Kanal24 – Sekitar 42 Km dari Titik Nol IKN Nusantara yang diresmikan pada 14 Maret 2022 membentang Sungai Sepaku. Lokasi Sungai Sepaku berada di Desa Sukareja, Kabupaten Penajem Paser Utara, Kalimantan Timur dan merupakan salah satu pemasok air utama bagi IKN Nusantara selain Waduk Sepaku Semoi, Bendungan Batu Lepek, dan Bendungan Selamayu.
Usaha intake Sungai Sepaku yang dilakukan oleh pemerintah saat ini menambah kekhawatiran penduduk yang berlokasi di sekitar Sungai Sepaku. Hasil reportase Project Maltatuli (1/8/2022) menyebutkan bahwa usaha intake Sungai Sepaku menimbulkan permasalahan bagi penduduk mulai dari air bersih yang tidak terjangkau hingga hilangnya ruang hidup mereka.
Sebagian besar penduduk yang tinggal di Sungai Sepaku merupakan Suku Balik dan sisanya berasal dari Suku Bugis dan Jawa yang tinggal bersama serta menggantungkan hidupnya pada hutan, kebun, ladang dan Sungai Sepaku. Kehilangan lahan yang dirasakan penduduk sudah dimulai sejak pemberian konsesi eksploitasi sumber daya hutan kepada perusahaan kayu di masa pemerintahan Soeharto tahun 1970-an yang menyebabkan menyusutnya lahan pertanian dan ladang penduduk.
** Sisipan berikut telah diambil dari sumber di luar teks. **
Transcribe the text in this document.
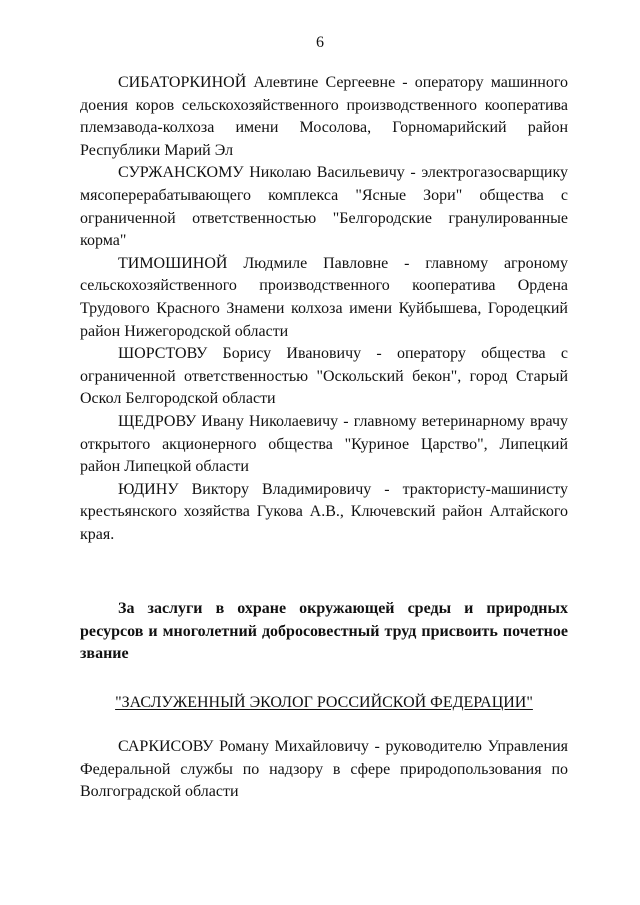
6

СИБАТОРКИНОЙ Алевтине Сергеевне - оператору машинного доения коров сельскохозяйственного производственного кооператива племзавода-колхоза имени Мосолова, Горномарийский район Республики Марий Эл

СУРЖАНСКОМУ Николаю Васильевичу - электрогазосварщику мясоперерабатывающего комплекса "Ясные Зори" общества с ограниченной ответственностью "Белгородские гранулированные корма"

ТИМОШИНОЙ Людмиле Павловне - главному агроному сельскохозяйственного производственного кооператива Ордена Трудового Красного Знамени колхоза имени Куйбышева, Городецкий район Нижегородской области

ШОРСТОВУ Борису Ивановичу - оператору общества с ограниченной ответственностью "Оскольский бекон", город Старый Оскол Белгородской области

ЩЕДРОВУ Ивану Николаевичу - главному ветеринарному врачу открытого акционерного общества "Куриное Царство", Липецкий район Липецкой области

ЮДИНУ Виктору Владимировичу - трактористу-машинисту крестьянского хозяйства Гукова А.В., Ключевский район Алтайского края.

За заслуги в охране окружающей среды и природных ресурсов и многолетний добросовестный труд присвоить почетное звание

"ЗАСЛУЖЕННЫЙ ЭКОЛОГ РОССИЙСКОЙ ФЕДЕРАЦИИ"

САРКИСОВУ Роману Михайловичу - руководителю Управления Федеральной службы по надзору в сфере природопользования по Волгоградской области
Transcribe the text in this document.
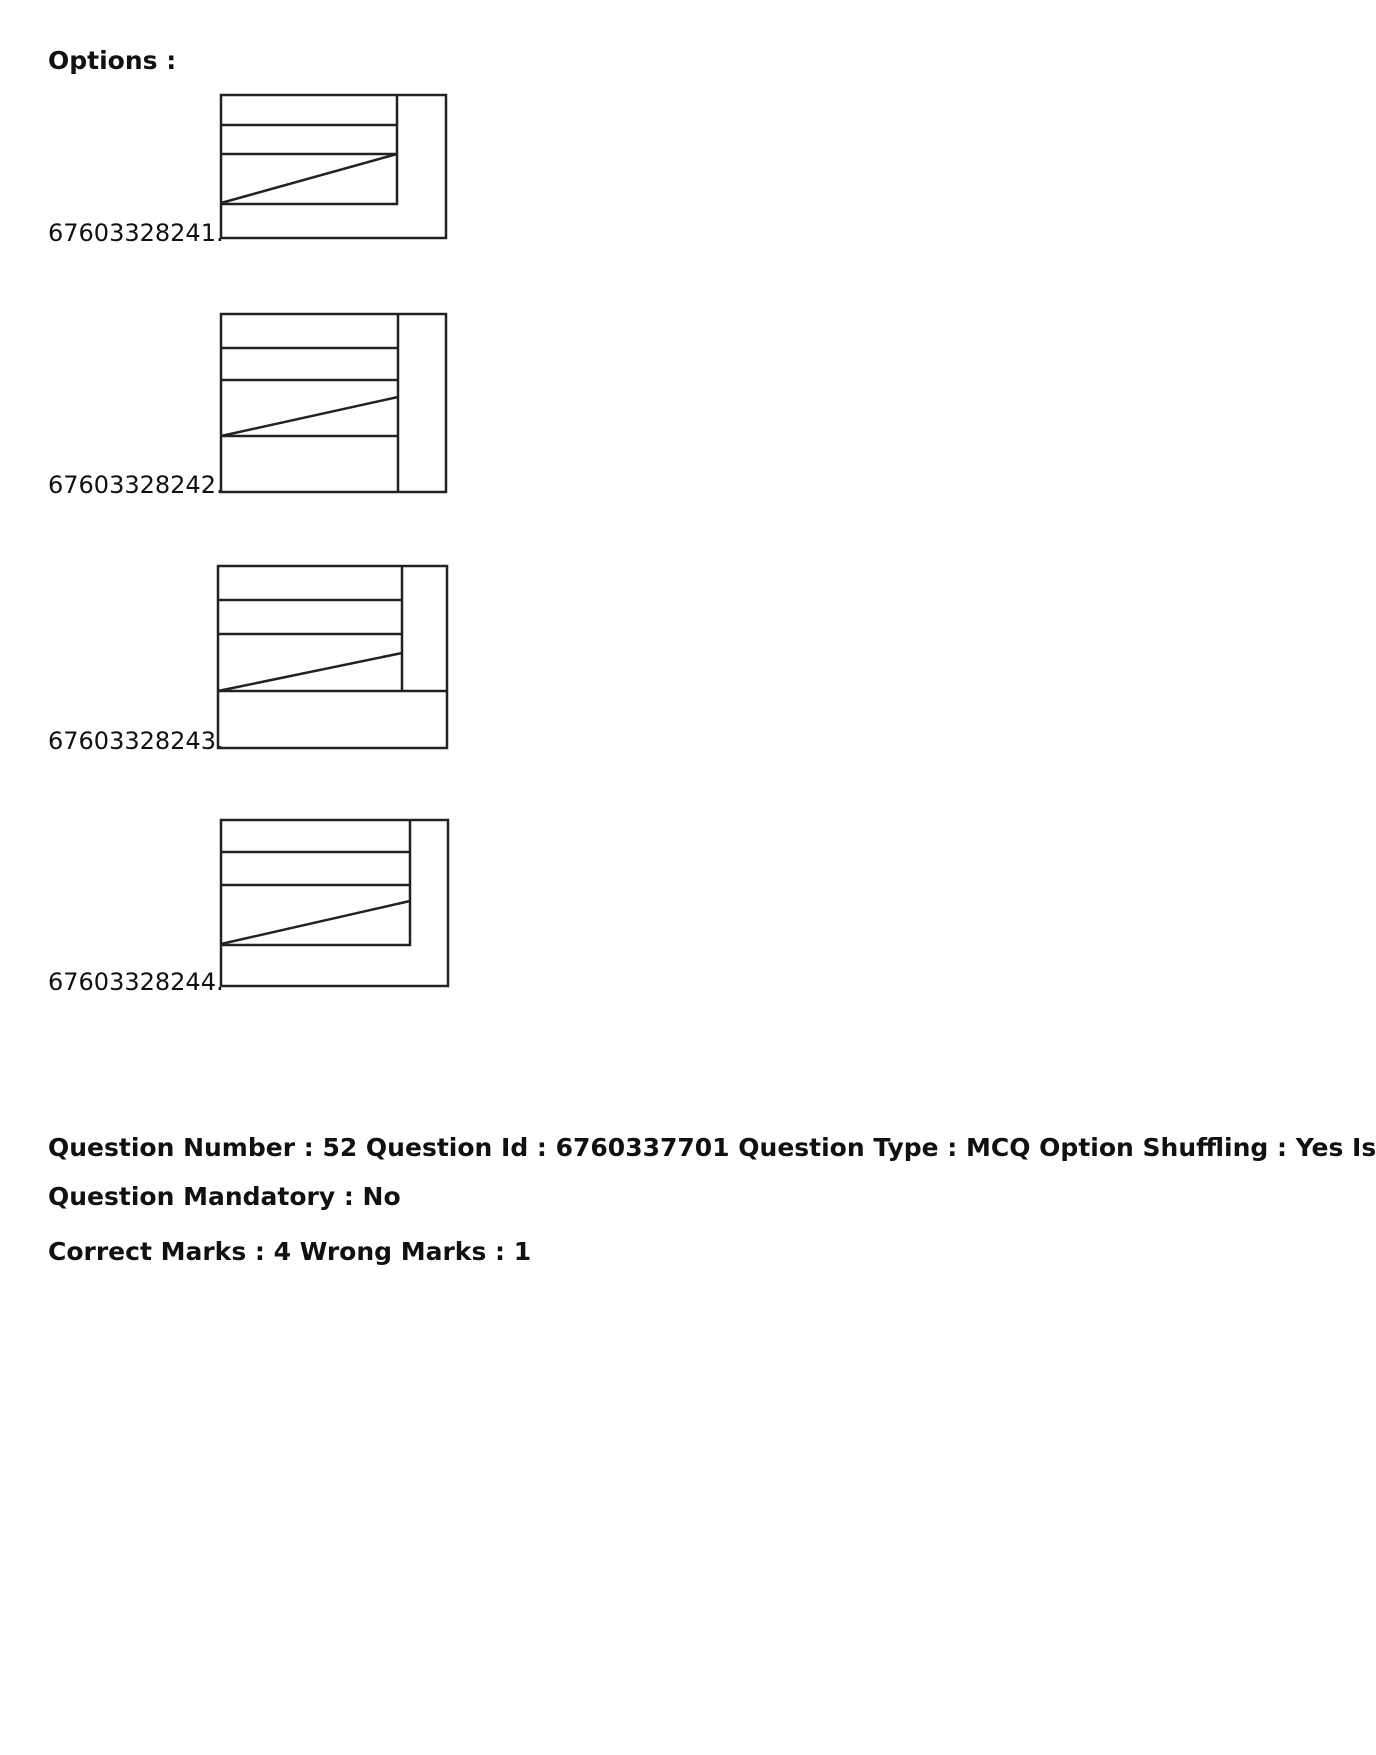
Options :
67603328241.
67603328242.
67603328243.
67603328244.
Question Number : 52 Question Id : 6760337701 Question Type : MCQ Option Shuffling : Yes Is
Question Mandatory : No
Correct Marks : 4 Wrong Marks : 1
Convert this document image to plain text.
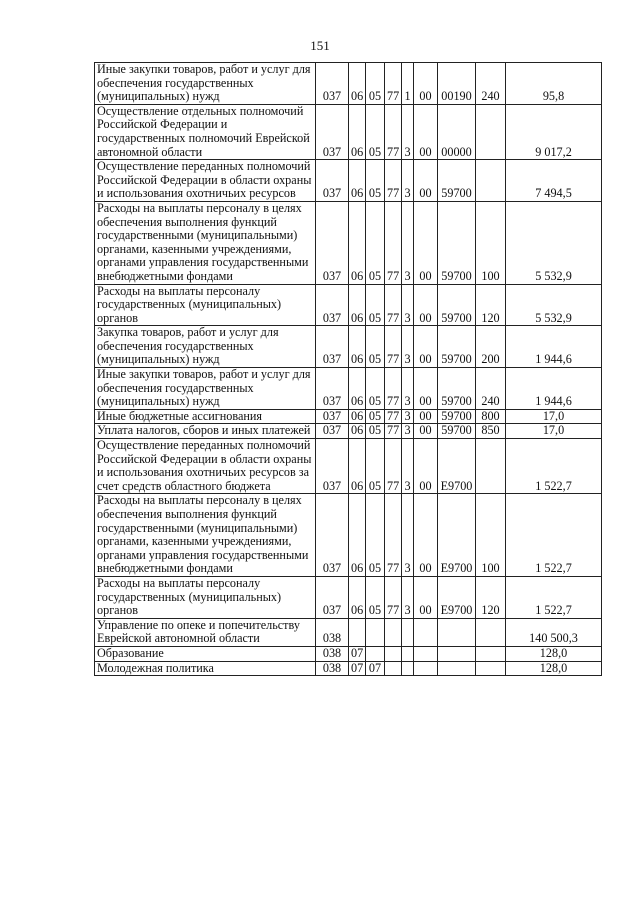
151
Иные закупки товаров, работ и услуг для обеспечения государственных (муниципальных) нужд	037	06	05	77	1	00	00190	240	95,8
Осуществление отдельных полномочий Российской Федерации и государственных полномочий Еврейской автономной области	037	06	05	77	3	00	00000		9 017,2
Осуществление переданных полномочий Российской Федерации в области охраны и использования охотничьих ресурсов	037	06	05	77	3	00	59700		7 494,5
Расходы на выплаты персоналу в целях обеспечения выполнения функций государственными (муниципальными) органами, казенными учреждениями, органами управления государственными внебюджетными фондами	037	06	05	77	3	00	59700	100	5 532,9
Расходы на выплаты персоналу государственных (муниципальных) органов	037	06	05	77	3	00	59700	120	5 532,9
Закупка товаров, работ и услуг для обеспечения государственных (муниципальных) нужд	037	06	05	77	3	00	59700	200	1 944,6
Иные закупки товаров, работ и услуг для обеспечения государственных (муниципальных) нужд	037	06	05	77	3	00	59700	240	1 944,6
Иные бюджетные ассигнования	037	06	05	77	3	00	59700	800	17,0
Уплата налогов, сборов и иных платежей	037	06	05	77	3	00	59700	850	17,0
Осуществление переданных полномочий Российской Федерации в области охраны и использования охотничьих ресурсов за счет средств областного бюджета	037	06	05	77	3	00	E9700		1 522,7
Расходы на выплаты персоналу в целях обеспечения выполнения функций государственными (муниципальными) органами, казенными учреждениями, органами управления государственными внебюджетными фондами	037	06	05	77	3	00	E9700	100	1 522,7
Расходы на выплаты персоналу государственных (муниципальных) органов	037	06	05	77	3	00	E9700	120	1 522,7
Управление по опеке и попечительству Еврейской автономной области	038								140 500,3
Образование	038	07							128,0
Молодежная политика	038	07	07						128,0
Tanpa dokumen kepemilikan tanah dan lahan yang sah dimata hukum, masyarakat Suku Balik terpaksa merelakan lahan mereka untuk kegiatan perusahaan kayu. Bagi masyarakat Suku Balik, bukti kepemilikan lahan bukan berupa surat. Tanaman tumbuh, kuburan leluhur, dan beliung (semacam kapak) yang terpasang merupakan bukti kepemilikan lahan yang sah bagi Suku Balik.
Pakar Hukum Agraria Universitas Brawijaya (UB), Daru Adianto, S. H., M. T. mengungkapkan bahwa Indonesia pada prinsipnya adalah negara hukum sehingga landasan semua tindakan dan kebijakan berbasiskan kepada dokumen hukum yang legal walaupun dalam sisi agrarian ada pengecualian.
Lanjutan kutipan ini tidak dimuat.